Développement durable2

Dans son sens premier, le développement durable doit être d’abord entendu comme la notion onusienne, dont la formulation et la définition semblent apparaître dans le rapport Our Common future, dit Brundtland, paru en 1987. Ce « mode de développement qui répond aux besoins du présent sans compromettre les capacités des générations futures à répondre aux leurs », politiquement correcte, est « sacralisé » à partir de Rio au Sommet de la Terre en 1992 (Brunel, 2004). Action 21, l’Agenda 21 mondial, en est le document programmatique. Promue au rang d’injonction sociétale et politique, essentiellement incitative, la notion connaît dès lors une diffusion et une institutionnalisation qui se déclinent à de multiples échelles, du global au local, dans une dynamique top-down mais cherchant à impulser des dynamiques bottom-up. Cette notion onusienne a nettement évolué depuis sa formulation initiale, en intégrant plusieurs mots d’ordres onusiens qui lui étaient contemporains. Néanmoins, grâce à son visage consensuel, elle reste aujourd’hui l’acception la plus utilisée.

A partir de cette acception première, plusieurs sens plus larges peuvent être ensuite entendus, en prenant en considération des échelles temporelles plus longues. En effet, le développement durable constitue à bien des égards la formulation d’un aboutissement possible des mouvements aspirant à de nouveaux rapports des sociétés à l’environnement planétaire et local, qui prennent forme au tournant des années 1970 et qui sont conçus en réaction à la société de production et de consommation de masse des 30 Glorieuses et aux multiples gaspillages voire destructions qu’elle implique. Sur une échelle millénaire des temps, la notion fait largement écho à une « réflexion ancienne des sociétés humaines sur les limites de leur développement » (Mancebo, 2006) dans des contextes historiques et géographiques variés. L’association du développement durable à ces réflexions relevant de temporalités différentes a encore considérablement élargi son sens, favorisant sa « gloutonnerie » (Brunel, 2004), sans que des limite(s) à cette ouverture sémantique ne soient mises en évidence.
De l’ensemble de ces acceptions demeure un point clair : le développement ne peut pas être conçu de manière figée comme un état sociétal idéalisé. Il prend sens dès lors qu’il est considéré comme un cheminement, une « mise en marche (CE, 1996), « un processus de changement » (Brundtland, 1987).

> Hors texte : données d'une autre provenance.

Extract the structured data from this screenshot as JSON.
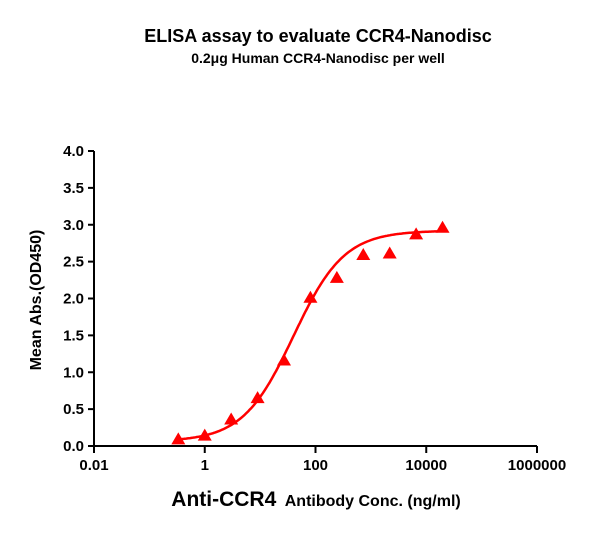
{
  "chart_data": {
    "type": "scatter",
    "title": "ELISA assay to evaluate CCR4-Nanodisc",
    "subtitle": "0.2μg Human CCR4-Nanodisc per well",
    "xlabel_main": "Anti-CCR4",
    "xlabel_rest": "Antibody Conc. (ng/ml)",
    "ylabel": "Mean Abs.(OD450)",
    "xscale": "log",
    "xlim": [
      0.01,
      1000000
    ],
    "ylim": [
      0,
      4.0
    ],
    "xticks": [
      0.01,
      1,
      100,
      10000,
      1000000
    ],
    "xtick_labels": [
      "0.01",
      "1",
      "100",
      "10000",
      "1000000"
    ],
    "yticks": [
      0,
      0.5,
      1.0,
      1.5,
      2.0,
      2.5,
      3.0,
      3.5,
      4.0
    ],
    "ytick_labels": [
      "0.0",
      "0.5",
      "1.0",
      "1.5",
      "2.0",
      "2.5",
      "3.0",
      "3.5",
      "4.0"
    ],
    "grid": false,
    "series": [
      {
        "name": "CCR4-Nanodisc",
        "color": "#ff0000",
        "marker": "triangle",
        "x": [
          0.333,
          1,
          3,
          9,
          27,
          81,
          243,
          729,
          2187,
          6561,
          19683
        ],
        "y": [
          0.09,
          0.14,
          0.36,
          0.65,
          1.16,
          2.01,
          2.28,
          2.59,
          2.61,
          2.87,
          2.96
        ]
      }
    ],
    "fit": {
      "model": "4PL",
      "bottom": 0.06,
      "top": 2.92,
      "ec50": 40,
      "hill": 0.95,
      "x_range": [
        0.333,
        19683
      ]
    }
  }
}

L’ouverture sémantique du développement durable provient des multiples paternités qui traversent voire sous-tendent le développement durable : elles portent leurs grands champs de questionnement, sans que la notion onusienne tranche clairement sur la réponse qu’elle leur apporte. Parfois les barrières sont nettes avec des théories proches : ainsi, la notion onusienne intègre explicitement la croissance et ne peut être confondue avec la décroissance. En revanche, l’absence de réponse sur d’autres points, comme sur le rapport ambivalent à la nature – anthropocentré, biocentré ou écocentré (Depraz, 2008) – ajoute aux contradictions internes de la notion. L’historique de la notion, déjà été largement retracé (Vivien, 2001, Clément, 2004 ; Veyret, 2005), continue à poser la question de ses sources, abondantes, inégales, de seconde main.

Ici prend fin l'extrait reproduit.